SMSFs shake off home bias, shift to international equities
Australian investors’ love for domestic equities remains strong, but repeated exhortations from advisers to diversify seem to be finally taking root, with interest in international equities superseding that of domestic equities, according to recent data from VanEck.
Investors in Australia – especially retirement age investors who prioritise income yielding investments – have historically preferred domestic equities because of the imputation credits attached, effectively doubling the income paid.

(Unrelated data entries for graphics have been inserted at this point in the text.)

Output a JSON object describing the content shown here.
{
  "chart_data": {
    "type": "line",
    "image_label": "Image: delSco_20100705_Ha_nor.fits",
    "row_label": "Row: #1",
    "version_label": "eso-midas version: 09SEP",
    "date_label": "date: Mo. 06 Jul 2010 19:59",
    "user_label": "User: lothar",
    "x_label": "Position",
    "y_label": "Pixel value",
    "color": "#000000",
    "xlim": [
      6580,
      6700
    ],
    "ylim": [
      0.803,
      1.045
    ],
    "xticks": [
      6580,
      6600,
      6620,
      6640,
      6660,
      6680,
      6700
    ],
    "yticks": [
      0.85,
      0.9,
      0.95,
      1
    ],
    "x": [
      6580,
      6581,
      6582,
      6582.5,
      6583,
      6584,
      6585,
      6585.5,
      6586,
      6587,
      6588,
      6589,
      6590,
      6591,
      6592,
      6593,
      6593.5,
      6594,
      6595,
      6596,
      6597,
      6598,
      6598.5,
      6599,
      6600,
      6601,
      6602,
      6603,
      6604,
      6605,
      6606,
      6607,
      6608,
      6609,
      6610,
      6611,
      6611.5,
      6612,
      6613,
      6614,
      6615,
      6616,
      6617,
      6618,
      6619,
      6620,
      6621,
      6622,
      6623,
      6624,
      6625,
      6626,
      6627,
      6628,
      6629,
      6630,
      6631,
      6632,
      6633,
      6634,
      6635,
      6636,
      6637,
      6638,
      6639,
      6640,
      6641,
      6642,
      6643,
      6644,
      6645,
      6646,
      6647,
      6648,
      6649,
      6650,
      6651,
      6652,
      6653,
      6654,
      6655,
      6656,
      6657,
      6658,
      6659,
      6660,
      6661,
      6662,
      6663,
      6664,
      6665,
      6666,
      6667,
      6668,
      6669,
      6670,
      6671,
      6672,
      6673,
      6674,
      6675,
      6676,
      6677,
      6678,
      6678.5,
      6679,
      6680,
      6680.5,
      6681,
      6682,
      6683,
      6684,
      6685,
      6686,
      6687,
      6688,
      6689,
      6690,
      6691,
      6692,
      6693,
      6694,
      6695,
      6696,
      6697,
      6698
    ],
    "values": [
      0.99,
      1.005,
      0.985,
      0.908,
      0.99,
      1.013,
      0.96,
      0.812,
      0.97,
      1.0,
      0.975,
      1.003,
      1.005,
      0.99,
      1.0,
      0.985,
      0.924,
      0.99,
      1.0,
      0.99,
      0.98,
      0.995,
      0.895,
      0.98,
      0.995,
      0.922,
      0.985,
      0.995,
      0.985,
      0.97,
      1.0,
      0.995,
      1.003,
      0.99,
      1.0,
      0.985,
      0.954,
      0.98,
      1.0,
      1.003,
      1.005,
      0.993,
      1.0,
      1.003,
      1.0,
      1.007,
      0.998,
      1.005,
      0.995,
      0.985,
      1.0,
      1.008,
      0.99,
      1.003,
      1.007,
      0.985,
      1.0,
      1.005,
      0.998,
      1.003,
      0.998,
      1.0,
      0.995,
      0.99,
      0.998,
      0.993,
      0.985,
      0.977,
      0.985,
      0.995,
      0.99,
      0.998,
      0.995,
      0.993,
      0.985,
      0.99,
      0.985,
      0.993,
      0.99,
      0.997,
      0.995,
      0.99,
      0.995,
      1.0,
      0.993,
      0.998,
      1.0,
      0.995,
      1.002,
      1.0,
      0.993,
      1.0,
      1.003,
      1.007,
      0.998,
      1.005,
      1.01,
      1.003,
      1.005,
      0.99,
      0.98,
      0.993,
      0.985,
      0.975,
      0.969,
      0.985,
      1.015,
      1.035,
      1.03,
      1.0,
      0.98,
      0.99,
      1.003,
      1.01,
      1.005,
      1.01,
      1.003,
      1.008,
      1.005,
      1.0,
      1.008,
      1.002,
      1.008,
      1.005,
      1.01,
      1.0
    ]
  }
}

For advisers and investors alike, the idiosyncratic nature of our franking credit system has always provided an investment conundrum: how heavily do you tilt to domestic equities to capture the extra income while also adhering to basic principles of asset allocation risk by spreading investments across classes?
That tension seems to be settling, with “more people than ever” looking to expand their overseas portfolio, according to VanEck. More than 75 per cent of Australian investors are planning to invest internationally next year, while about 70 per cent are considering domestic equities.
Part of the shift is being put down to the increasing popularity of ETFs which are cheap, readily available, enjoy almost absolute liquidity and have benefitted from more than a decade of tracking indices that have been on a record bull run. International equity ETFs have proliferated in this time, giving investors an easy access point they didn’t have before.
“The Australian investor profile is changing,” says Arian Neiron, VanEck Asia Pacific chief investment officer and managing director. “Australians have historically demonstrated a home bias in their portfolios, despite the domestic market representing only a small portion of the opportunities available in the global investment universe. The increasing desire to include offshore exposure aligns with the rapid growth of ETFs in the Australian market that offer access to nearly every asset class and market around the world.”
It comes as no surprise that ETFs are the most popular investment vehicle, with 60 per cent of surveyed respondents saying this option was their favourite investment product. For those under 40, that number increased to 80 per cent.
“Additionally, two-thirds of respondents plan to increase their ETF investments in the next 12 months, reflecting a rise from 59 per cent in the previous year,” VanEck adds. “Fifty-nine per cent of SMSF investors plan on increasing their allocation to ETFs. One in three investors now use ETFs for more than half their portfolio.”
According to Neiron, the growth of ETFs will continue, only adding to investors’ collective access to diversified investment products.
“The growth trajectory of the Australian ETF industry continues to accelerate with record-breaking flows to many of the leading funds,” he says. “By the end of 2024, we expect the ETF market in Australia to reach $220 billion in real passive ETF funds under management (i.e. not including flows into unlisted funds).”